What's worse, as teams now reach the semi-finals, the likelihood of playing extra time while swimming in lactic acid becomes a real possibility. Therefore, it could be argued the team that wins the World Cup won't necessarily be the best, just the best at recovering.
But what are the coaching staff doing to ensure their players are recovering in time?
Are Belgium destined to step on to the pitch against Argentina with heavier legs after being taken to extra time by the USA or can cryogenic chamber therapy, used by France according to Metro, offer salvation?
Or how about the compression technology of Adidas and Nike—are there any recovery benefits to wearing a kit so tight it looks like it's been painted on? Studies reveal there could be and the team that embraces them might just stand a better chance of not only reaching the final but reaching it fully recovered.
Firstly, let's consider compression technology. Traditionally prescribed by doctors to reduce swelling and prevent circulatory problems such as deep vein thrombosis, the technology has since moved into the realms of sport as a means of accelerating recovery by reducing lactic acid and muscle stiffness.
But do they work and will a tight-fitting, Nike-branded compression sock really have Brazil running around like newborn spring lambs between matches?
Researchers from the School of Human Movement at Charles Sturt University in Australia think so. They wanted to test the effects of body compression garments on performance in cricket players.
So they had a group of 10 male athletes perform four randomised exercise sessions which involved repeatedly sprinting and throwing, both with and without compression clothing.
Interestingly, results revealed no significant difference in performance, heart rate or blood measures during exercise. However, 24 hours later, athletes did report lower post-exercise ratings of muscle soreness when wearing compression garments. Scientists concluded:
No benefit was noted when wearing compression garments for repeat-sprint or throwing performance; however, the use of the garments as a recovery tool, when worn after exercise, may be beneficial to reduce postexercise trauma and perceived muscle soreness.
It's an idea supported by sports scientists from Massey University in Auckland, New Zealand, who tested the benefits of compression technology on endurance runners during and after a 10-kilometer trial. Researchers stated that participants wore "knee-length compression stockings beneath ankle-length sports socks."
Similar to the Charles Sturt University study, they noted:
No performance or physiological differences were observed. But there was a reduction in delayed-onset muscle soreness 24 hours after exercise when wearing compression stockings.

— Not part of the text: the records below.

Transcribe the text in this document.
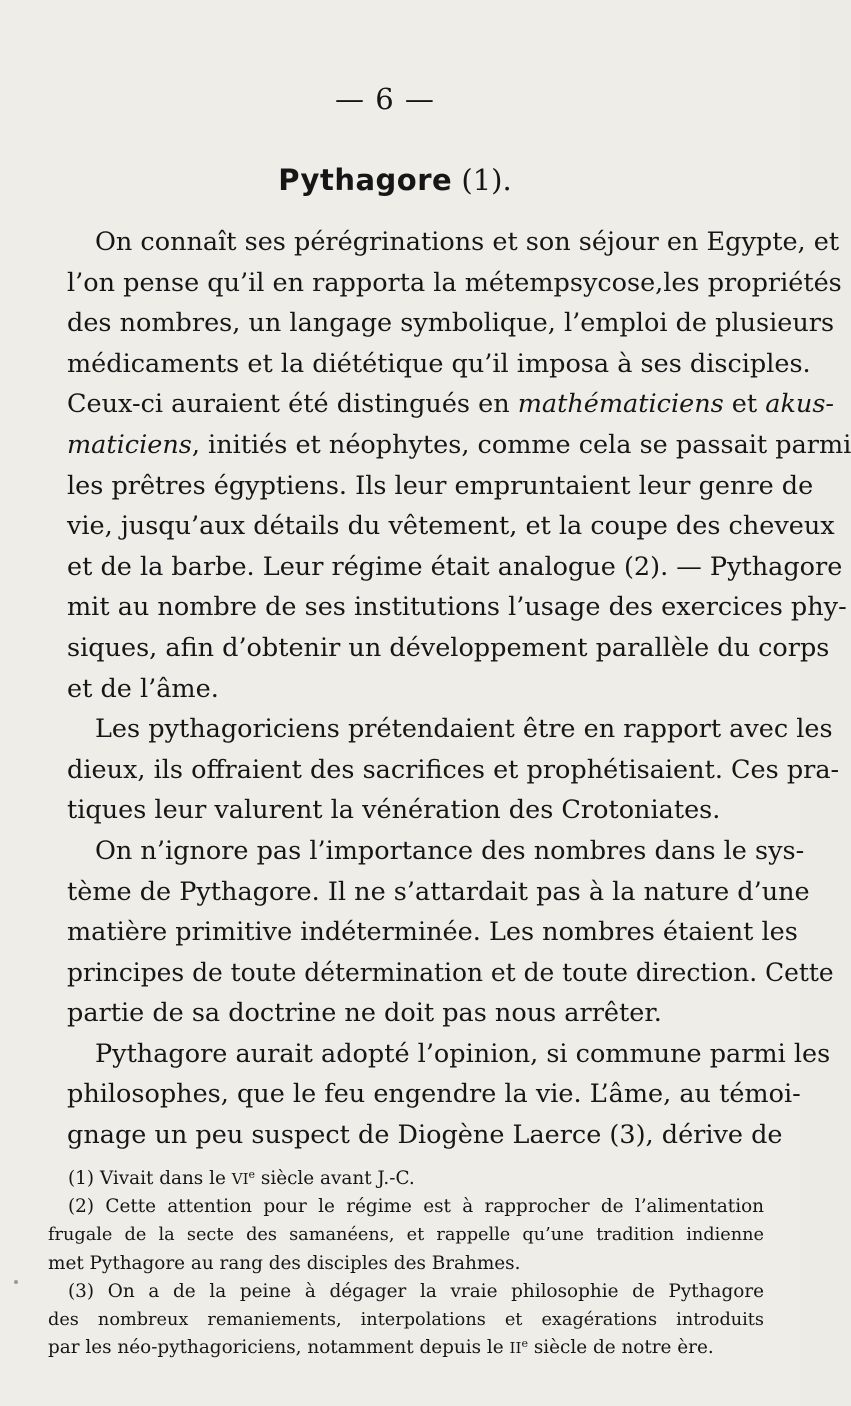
— 6 —
Pythagore (1).

On connaît ses pérégrinations et son séjour en Egypte, et
l’on pense qu’il en rapporta la métempsycose,les propriétés
des nombres, un langage symbolique, l’emploi de plusieurs
médicaments et la diététique qu’il imposa à ses disciples.
Ceux-ci auraient été distingués en mathématiciens et akus-
maticiens, initiés et néophytes, comme cela se passait parmi
les prêtres égyptiens. Ils leur empruntaient leur genre de
vie, jusqu’aux détails du vêtement, et la coupe des cheveux
et de la barbe. Leur régime était analogue (2). — Pythagore
mit au nombre de ses institutions l’usage des exercices phy-
siques, afin d’obtenir un développement parallèle du corps
et de l’âme.

Les pythagoriciens prétendaient être en rapport avec les
dieux, ils offraient des sacrifices et prophétisaient. Ces pra-
tiques leur valurent la vénération des Crotoniates.

On n’ignore pas l’importance des nombres dans le sys-
tème de Pythagore. Il ne s’attardait pas à la nature d’une
matière primitive indéterminée. Les nombres étaient les
principes de toute détermination et de toute direction. Cette
partie de sa doctrine ne doit pas nous arrêter.

Pythagore aurait adopté l’opinion, si commune parmi les
philosophes, que le feu engendre la vie. L’âme, au témoi-
gnage un peu suspect de Diogène Laerce (3), dérive de

(1) Vivait dans le VIe siècle avant J.-C.

(2) Cette attention pour le régime est à rapprocher de l’alimentation
frugale de la secte des samanéens, et rappelle qu’une tradition indienne
met Pythagore au rang des disciples des Brahmes.

(3) On a de la peine à dégager la vraie philosophie de Pythagore
des nombreux remaniements, interpolations et exagérations introduits
par les néo-pythagoriciens, notamment depuis le IIe siècle de notre ère.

But while compression technology is relatively cheap, can a team justify the cost of cryogenic chamber therapy such as the type Cristiano Ronaldo reportedly spent £36,000 on getting installed in his house according to Spanish paper El Mundo (in Spanish)?
Amazingly, if you look at research published in the journal of Sports Science, that £36,000 could just be worth it considering the potential benefits.
The therapy consists of exposure to very cold air that is maintained at -110 degrees Celsius to -140 degrees Celsius in special temperature-controlled cryochambers and it's believed:
The cold stimulation shows positive effects on the muscular enzymes creatine kinase and it should be considered a procedure that facilitates athletes' recovery.
The reason this is so significant is because creatine kinase is an enzyme found mainly in muscle tissue. Now, in a healthy athlete, there's typically only a small amount of creatine kinase found to be circulating through the body.
However, when an athlete is over trained and exhausted—highly likely in teams playing long into extra time—muscles become damaged and more creatine kinase is found in the blood.
Now, to quote research published in the Yale Journal of Biology of Medicine who analysed overtraining in elite endurance runners: "Elevation of creatine kinase in serum after exertion is a reliable marker of skeletal muscle injury."
So, if cryogenic chamber therapy shows "positive effects on the muscular enzymes creatine kinase," it's possible that the hefty £36,000 investment could yield a return in the form of a physiological athletic advantage and a World Cup trophy in the cabinet.
Whether this is the case remains to be seen—we'll find out on Sunday, July 13.
But based on the research contained within this article—as well as the musings of the article, "Could Match Fatigue Plague the 2014 World Cup in Brazil?"—the outcome of the 2014 World Cup could be influenced by science behind the scenes as much as skill on the pitch.